Going forward, we expect to see more stimulus measures to support the economy and markets. Although COVID remains a potential risk, supportive fiscal and monetary policies, such as an easing credit environment and accelerated deployment of infrastructure investments, are expected to support a sequential improvement of the macro economy. The reopening of the Chinese economy is also expected to support domestic consumption, while easing regulatory policies around internet companies and the real estate market may support China’s economy toward its tough growth target in 2022.
In ASEAN, the economic recovery is expected to continue. Quarantine-free travelers from developed markets are gradually returning, and domestic activities are also slowly returning to pre-COVID levels. Structural trends, such as diversification of certain supply chains from China, may continue or even accelerate due to the recent production disruptions from China’s COVID-related lockdowns. Key ASEAN markets may experience faster growth this year in light of improving fundamentals from depressed activity levels in 2021 due to the pandemic, leading to stronger earnings revisions relative to broader Asia in the coming months. Corporate earnings estimates for the region remain undemanding considering that they are below 2019 pre-pandemic levels for most ASEAN markets.

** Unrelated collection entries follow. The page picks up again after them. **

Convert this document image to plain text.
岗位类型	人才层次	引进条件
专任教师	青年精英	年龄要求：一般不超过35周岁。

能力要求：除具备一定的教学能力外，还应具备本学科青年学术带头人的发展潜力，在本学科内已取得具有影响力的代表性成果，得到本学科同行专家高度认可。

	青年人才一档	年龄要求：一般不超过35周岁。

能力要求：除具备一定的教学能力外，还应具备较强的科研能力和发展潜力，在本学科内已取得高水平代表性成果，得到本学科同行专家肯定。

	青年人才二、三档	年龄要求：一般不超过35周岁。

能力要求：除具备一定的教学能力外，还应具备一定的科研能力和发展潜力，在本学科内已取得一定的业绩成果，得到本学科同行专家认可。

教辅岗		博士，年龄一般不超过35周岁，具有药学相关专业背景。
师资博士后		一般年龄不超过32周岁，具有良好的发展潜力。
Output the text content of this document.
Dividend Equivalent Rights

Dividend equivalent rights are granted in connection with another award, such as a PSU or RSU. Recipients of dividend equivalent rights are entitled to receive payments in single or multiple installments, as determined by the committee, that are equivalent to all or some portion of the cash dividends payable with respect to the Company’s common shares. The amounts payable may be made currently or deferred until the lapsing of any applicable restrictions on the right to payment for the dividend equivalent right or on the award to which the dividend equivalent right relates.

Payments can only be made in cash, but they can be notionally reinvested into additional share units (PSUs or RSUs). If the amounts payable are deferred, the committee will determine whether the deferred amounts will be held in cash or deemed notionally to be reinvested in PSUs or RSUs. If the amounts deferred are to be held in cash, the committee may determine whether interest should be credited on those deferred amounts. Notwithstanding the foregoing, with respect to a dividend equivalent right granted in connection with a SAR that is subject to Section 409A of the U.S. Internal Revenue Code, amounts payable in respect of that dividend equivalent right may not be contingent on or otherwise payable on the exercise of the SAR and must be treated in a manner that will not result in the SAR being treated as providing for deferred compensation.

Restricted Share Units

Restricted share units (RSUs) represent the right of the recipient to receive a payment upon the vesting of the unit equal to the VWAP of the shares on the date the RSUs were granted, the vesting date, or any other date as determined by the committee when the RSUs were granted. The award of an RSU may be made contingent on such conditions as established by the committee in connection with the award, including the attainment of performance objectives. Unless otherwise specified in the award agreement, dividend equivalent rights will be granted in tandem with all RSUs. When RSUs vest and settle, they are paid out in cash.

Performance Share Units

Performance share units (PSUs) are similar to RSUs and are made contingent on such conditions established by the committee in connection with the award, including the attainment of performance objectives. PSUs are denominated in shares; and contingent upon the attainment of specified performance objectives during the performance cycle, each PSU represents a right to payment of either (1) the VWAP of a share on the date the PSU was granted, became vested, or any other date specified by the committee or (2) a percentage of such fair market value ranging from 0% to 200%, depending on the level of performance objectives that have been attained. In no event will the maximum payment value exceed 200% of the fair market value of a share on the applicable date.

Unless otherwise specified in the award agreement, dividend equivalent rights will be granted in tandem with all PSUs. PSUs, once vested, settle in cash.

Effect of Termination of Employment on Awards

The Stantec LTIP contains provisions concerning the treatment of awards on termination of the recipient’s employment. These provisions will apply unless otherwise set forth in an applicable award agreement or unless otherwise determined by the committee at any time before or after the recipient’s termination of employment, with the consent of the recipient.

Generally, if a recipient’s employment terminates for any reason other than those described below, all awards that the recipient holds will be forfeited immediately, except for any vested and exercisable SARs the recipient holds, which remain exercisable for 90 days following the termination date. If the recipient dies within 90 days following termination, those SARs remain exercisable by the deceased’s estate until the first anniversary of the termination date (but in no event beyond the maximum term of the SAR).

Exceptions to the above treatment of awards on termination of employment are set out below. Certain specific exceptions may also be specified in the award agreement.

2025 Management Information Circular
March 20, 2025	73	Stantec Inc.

Finally, global funds are largely underweighting the Asian equities markets. In our view, improving fundamentals, more attractive valuations and relatively looser monetary conditions in Asia can help deliver relative equity outperformance for the region in the coming months.
Attractive Opportunities Remain
In this environment, we see opportunities in Asian corporates that have exposure to secular growth themes such as technological ubiquity (digitalization and connectivity of everything), evolving lifestyle and societal values (sustainability, millennial/Gen Z consumption trends, healthy living) and de-globalization (supply chain diversification/bifurcation and reshoring). We believe the recent share price corrections in some companies have made valuations more attractive, creating opportunities to build positions in strong companies at attractive prices.
At Barings, while stylistic rotations have caused some volatility across markets, our approach remains anchored in our Growth-at-a-Reasonable-Price (GARP) investment philosophy. At the stock selection level, this approach helps us to avoid overpaying for a company’s growth, while at the portfolio construction level, it helps limit exposure to unintended styles or risks.